Para korban Christchurch semuanya Muslim dan pembantaian itu diduga dilakukan oleh seorang supremasi kulit putih yang terpaku pada keyakinan bahwa ada rencana Islam untuk menyerang negara-negara Barat. Komisi ini bersama-sama dipimpin oleh hakim Mahkamah Agung William Young dan mantan diplomat Jacqui Caine.
Hal ini karena akan melaporkan temuannya pada 10 Desember, meskipun mungkin akan mengeluarkan rekomendasi sementara sebelum itu jika menganggapnya penting untuk keselamatan publik. Australia Brenton Tarrant, 28, seorang supremasi kulit putih yang diakui sendiri, telah didakwa atas serangan dan saat ini sedang menjalani tes psikiatris untuk menentukan apakah dia secara mental sehat untuk diadili.

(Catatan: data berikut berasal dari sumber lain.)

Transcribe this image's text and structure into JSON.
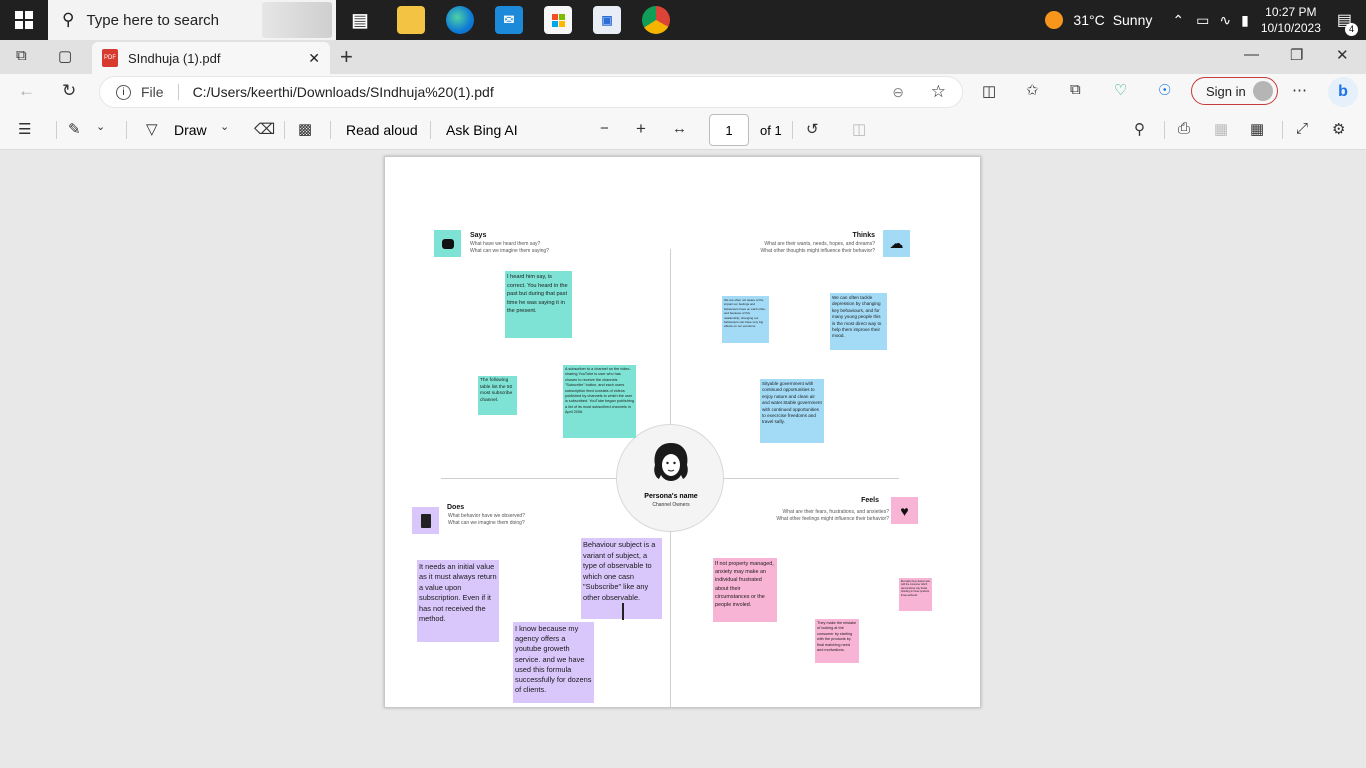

Komisi kerajaan akan memeriksa kegiatan Tarrant sebelum serangan itu, termasuk bagaimana ia memperoleh lisensi senjata, senjata dan amunisi, dan penggunaannya di media sosial. Sejak serangan itu, pemerintah telah memperketat undang-undang senjata negara itu dan sedang meninjau undang-undang yang berkaitan dengan pidato kebencian, serta menekan raksasa media sosial untuk berbuat lebih banyak untuk memerangi ekstremisme online.






0 komentar:
Posting Komentar
Catatan: Hanya anggota dari blog ini yang dapat mengirim komentar.